34 Ark. 531 | Ark. | 1879
Appellants sued defendants before a justice of the peace, filing, before summons, the following paper :
“ Nelson & Hanks, Bankers:
“ Helena, Ark., 12-19-1877.
“Deposit for credit of Charles Hicks $148.60-100, 3-B-6.
“ N. & PI.”
This was indorsed, in writing, by Hicks to Mayfield & Co., and by them to plaintiffs. Judgment was rendered by the justice for plaintiffs, and defendants appealed to the circuit court.
There, defendants filed a written demurrer “to the instrument ” sued on; first, because it does not show cause of action; second, because there was no account nor written contract, or written statement of the facts on which the action was founded ; and, third, because there was nothing on file showing cause of action.

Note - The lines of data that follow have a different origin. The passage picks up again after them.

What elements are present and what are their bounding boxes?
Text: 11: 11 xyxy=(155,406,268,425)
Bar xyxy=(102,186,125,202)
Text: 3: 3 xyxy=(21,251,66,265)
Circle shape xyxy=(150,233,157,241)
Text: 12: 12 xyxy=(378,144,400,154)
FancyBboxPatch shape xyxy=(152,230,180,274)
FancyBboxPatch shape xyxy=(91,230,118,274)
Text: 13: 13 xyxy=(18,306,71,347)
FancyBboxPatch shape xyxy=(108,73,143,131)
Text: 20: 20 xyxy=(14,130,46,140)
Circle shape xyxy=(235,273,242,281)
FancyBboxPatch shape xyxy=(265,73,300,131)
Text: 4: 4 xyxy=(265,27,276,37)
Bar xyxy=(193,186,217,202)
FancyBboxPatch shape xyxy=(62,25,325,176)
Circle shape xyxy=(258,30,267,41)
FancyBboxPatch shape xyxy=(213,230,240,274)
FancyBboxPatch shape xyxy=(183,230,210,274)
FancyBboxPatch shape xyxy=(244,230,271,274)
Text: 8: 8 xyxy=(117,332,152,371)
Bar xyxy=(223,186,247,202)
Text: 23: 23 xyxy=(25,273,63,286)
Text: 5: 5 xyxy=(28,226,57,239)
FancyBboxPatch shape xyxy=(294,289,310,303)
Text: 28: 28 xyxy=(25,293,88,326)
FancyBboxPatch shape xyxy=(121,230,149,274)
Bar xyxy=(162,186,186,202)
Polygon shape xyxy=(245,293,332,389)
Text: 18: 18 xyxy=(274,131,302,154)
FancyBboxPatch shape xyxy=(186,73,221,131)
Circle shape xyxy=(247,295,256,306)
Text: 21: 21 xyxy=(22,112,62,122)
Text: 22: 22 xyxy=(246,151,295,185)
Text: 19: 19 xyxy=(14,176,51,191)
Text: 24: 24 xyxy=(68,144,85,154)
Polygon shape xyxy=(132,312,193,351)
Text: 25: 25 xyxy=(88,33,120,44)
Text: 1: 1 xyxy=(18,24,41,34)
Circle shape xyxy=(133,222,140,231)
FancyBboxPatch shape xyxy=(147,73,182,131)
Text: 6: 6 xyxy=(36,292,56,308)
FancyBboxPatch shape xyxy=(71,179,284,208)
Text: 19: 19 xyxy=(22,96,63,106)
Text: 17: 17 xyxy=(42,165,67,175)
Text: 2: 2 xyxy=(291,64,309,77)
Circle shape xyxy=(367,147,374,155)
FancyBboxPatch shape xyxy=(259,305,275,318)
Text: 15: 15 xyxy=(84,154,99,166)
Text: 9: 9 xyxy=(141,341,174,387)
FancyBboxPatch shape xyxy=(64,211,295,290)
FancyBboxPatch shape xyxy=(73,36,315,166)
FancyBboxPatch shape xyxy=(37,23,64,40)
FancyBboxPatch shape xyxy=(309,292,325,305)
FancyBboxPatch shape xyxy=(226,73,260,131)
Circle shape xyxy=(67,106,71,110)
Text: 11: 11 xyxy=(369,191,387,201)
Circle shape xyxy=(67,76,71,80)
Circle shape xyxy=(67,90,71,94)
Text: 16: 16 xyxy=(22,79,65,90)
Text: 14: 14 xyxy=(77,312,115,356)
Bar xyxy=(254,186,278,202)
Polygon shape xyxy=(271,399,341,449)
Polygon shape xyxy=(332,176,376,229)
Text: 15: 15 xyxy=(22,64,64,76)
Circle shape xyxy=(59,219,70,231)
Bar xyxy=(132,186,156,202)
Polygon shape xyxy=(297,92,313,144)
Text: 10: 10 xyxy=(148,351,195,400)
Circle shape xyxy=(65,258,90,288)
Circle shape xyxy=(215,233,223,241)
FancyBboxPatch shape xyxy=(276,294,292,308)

The court sustained the demurrer; and, refusing to allow plaintiffs to amend by filing a written complaint, gave judgment for defendants. Plaintiffs appealed.
The statute regulating the practice before justices requires that ordinary actions shall be commenced by summons, and that the plaintiff shall first file, “ the account, or the written contract, or a short written statement of the facts on which the action is founded.” This is for the convenience of defendant, that he may not be surprised; and to protect him from a second suit on the same ground. The plaintiff’ is required to indicate the matter upon which his claim is founded, but is not held to exhibit in any paper, or by written statement — (unless he should choose to proceed by formal pleading) — a complete cause of action unaided by proof aliunde. That would not be done by filing an account.

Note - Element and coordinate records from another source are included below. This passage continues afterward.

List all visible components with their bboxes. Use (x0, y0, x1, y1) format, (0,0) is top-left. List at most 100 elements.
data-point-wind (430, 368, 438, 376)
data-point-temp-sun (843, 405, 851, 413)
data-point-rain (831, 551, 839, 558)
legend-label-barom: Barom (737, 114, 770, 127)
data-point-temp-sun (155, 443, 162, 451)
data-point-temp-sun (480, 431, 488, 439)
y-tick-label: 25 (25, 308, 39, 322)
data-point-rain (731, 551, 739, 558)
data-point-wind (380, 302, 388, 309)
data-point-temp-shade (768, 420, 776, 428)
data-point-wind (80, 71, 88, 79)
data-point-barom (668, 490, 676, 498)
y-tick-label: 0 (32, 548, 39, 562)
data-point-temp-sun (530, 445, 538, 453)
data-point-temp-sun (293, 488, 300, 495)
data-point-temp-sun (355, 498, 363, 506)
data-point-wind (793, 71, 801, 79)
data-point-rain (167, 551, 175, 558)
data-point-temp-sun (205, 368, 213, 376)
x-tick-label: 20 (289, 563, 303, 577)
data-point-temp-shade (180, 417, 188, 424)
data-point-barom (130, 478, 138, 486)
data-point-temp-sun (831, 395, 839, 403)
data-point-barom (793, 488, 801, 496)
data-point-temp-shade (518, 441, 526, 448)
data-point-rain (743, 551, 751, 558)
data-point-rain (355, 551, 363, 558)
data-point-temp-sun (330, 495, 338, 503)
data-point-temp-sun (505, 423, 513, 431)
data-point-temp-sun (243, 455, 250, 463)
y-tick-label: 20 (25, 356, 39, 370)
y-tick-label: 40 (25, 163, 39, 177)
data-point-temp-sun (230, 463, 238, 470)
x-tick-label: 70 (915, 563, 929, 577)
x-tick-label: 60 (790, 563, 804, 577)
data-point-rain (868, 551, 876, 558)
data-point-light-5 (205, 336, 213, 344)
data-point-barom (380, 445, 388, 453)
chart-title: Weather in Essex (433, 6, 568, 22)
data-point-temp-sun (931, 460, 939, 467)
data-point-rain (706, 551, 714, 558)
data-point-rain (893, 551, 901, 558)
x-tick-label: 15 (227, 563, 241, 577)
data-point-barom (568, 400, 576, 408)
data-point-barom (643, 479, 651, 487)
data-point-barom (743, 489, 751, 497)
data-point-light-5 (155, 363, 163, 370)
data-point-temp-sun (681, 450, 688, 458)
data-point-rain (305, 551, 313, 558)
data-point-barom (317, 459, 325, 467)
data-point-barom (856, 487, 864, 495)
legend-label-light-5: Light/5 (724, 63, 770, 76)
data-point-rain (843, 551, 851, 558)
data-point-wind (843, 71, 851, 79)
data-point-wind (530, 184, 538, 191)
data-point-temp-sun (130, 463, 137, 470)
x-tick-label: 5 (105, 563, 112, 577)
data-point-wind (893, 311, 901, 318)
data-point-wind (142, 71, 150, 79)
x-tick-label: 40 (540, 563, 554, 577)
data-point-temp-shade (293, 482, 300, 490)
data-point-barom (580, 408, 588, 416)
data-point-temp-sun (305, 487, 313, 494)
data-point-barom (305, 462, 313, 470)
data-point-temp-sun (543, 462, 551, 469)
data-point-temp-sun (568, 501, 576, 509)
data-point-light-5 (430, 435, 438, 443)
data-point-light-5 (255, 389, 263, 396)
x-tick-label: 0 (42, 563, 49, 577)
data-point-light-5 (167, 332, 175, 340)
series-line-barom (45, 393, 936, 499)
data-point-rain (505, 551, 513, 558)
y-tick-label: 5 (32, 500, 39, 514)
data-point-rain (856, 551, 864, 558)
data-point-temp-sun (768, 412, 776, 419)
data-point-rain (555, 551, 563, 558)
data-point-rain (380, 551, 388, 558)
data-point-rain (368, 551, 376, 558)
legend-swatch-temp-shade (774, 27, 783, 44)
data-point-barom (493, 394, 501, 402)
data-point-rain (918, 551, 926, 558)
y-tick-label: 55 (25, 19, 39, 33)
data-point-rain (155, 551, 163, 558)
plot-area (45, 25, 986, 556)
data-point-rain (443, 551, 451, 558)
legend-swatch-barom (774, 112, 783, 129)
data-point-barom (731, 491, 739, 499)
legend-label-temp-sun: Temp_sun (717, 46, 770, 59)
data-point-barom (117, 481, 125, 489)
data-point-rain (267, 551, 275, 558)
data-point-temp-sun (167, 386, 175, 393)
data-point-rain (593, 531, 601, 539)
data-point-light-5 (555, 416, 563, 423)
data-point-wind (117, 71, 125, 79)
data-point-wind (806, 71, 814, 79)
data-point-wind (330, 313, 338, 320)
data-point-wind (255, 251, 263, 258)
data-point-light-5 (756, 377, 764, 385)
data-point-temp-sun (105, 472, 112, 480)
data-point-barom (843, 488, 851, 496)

The demurrer in the circuit court was not proper practice. The instruments filed are not pleadings. If there is no compliance with the statute by filing any proper paper, or written statement, the suit might be' dismissed on motion. If the paper filed is sufficient to indicate the cause of action, the plaintiff should be allowed to supply full proof aliunde, or, failing in that, should have judgment against him.
A certificate of deposit, although not commercial paper, negotiable by the law merchant, when not containing a promise to pay, is, nevertheless, prima facie evidence of a chose in action, which is assignable by statute, and gives a right of action to the assignee. If there be any defense to it, of any nature, it should be made out by defendant. The certificate, itself, implies a contract to pay the amount deposited. That is meant by a deposit. Something left in another’s hands; not for his use, but the depositor’s. The doctrine laid down by Mr. Daniels, in section 1704, of his excellent work on Negotiable Instruments, to the effect that such a certificate “ is nothing more than a receipt, and could not be the basis of an action against the bank,” does not mean that it can not be used as evidence of an implied contract. The case he cites, shows this more plainly. Hotchkiss v. Mosler, 48 N. Y., 482.
The better doctrine, upon reason and authority, is to consider certificates of deposits by a bank, if payable at a future day, as promis .ory notes. If not accompanied with an express promise to pay, as simple evidences of indebtedness, subject to defenses. Morse on Banks and Bankruptcy, p. 52.
The plaintiffs below sufficiently complied with the statute, and the court erred in rendering judgment against them for costs.
Reverse the judgment, and remand the cause for further proceedings.